Um beurteilen zu können, ob die angebotene Leistung den Vorstellungen der Patientinnen und Patienten entspricht, müssen Patientinnen oder Patienten in verständlicher Weise über den Leistungsumfang, den sie "einkaufen" informiert werden.

Eine Beschreibung der vorhandenen Leistungsalternativen, insbesondere aus dem Katalog der gesetzlichen Krankenversicherung (GKV), ist erforderlich, damit sichergestellt werden kann, dass IGe-Leistungen keine GKV-Leistungen verdrängen oder ersetzen. Aus dem gleichen Grund müssen die Patientinnen und Patienten auch darüber informiert werden, unter welchen Umständen die betreffende Leistung von der GKV bezahlt würde.

Informationen zu Risiken und Nebenwirkungen sind im Zusammenhang mit Selbstzahlerleistungen von besonderer Bedeutung.

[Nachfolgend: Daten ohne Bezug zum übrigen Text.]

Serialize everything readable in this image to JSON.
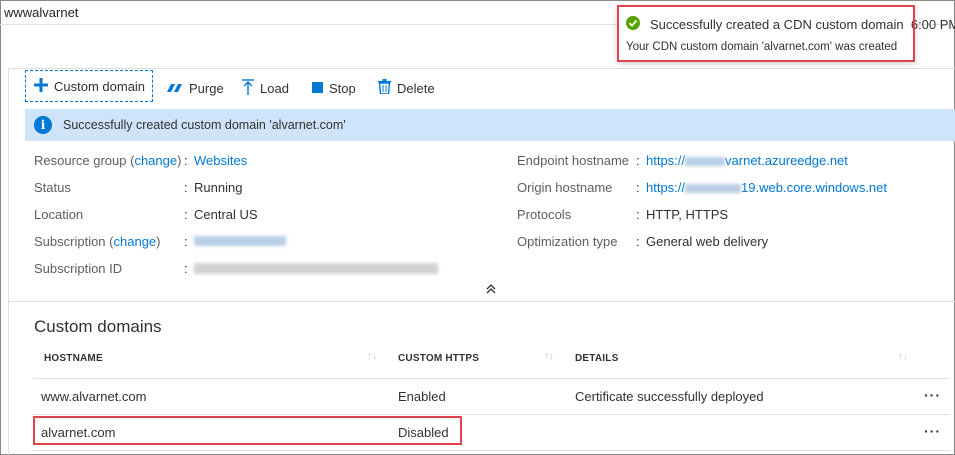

Dies gilt insbesondere im Hinblick auf die möglichen Folgen des § 52 Absatz 2 SGB V und den oft als fraglich beurteilten Nutzen der IGe-Leistungen. Die Durchführung von Nutzenbewertungen, beispielsweise durch den Gemeinsamen Bundesausschuss oder das Institut für Qualität und Wirtschaftlichkeit im Gesundheitswesen, soll gefördert werden, denn sie stellen eine wichtige Grundlage für die Entscheidung dar, ob eine Leistung in Anspruch genommen wird oder nicht. Die Patientinnen und Patienten müssen daher auch über diese Information verfügen, um sich vor Übervorteilung zu schützen.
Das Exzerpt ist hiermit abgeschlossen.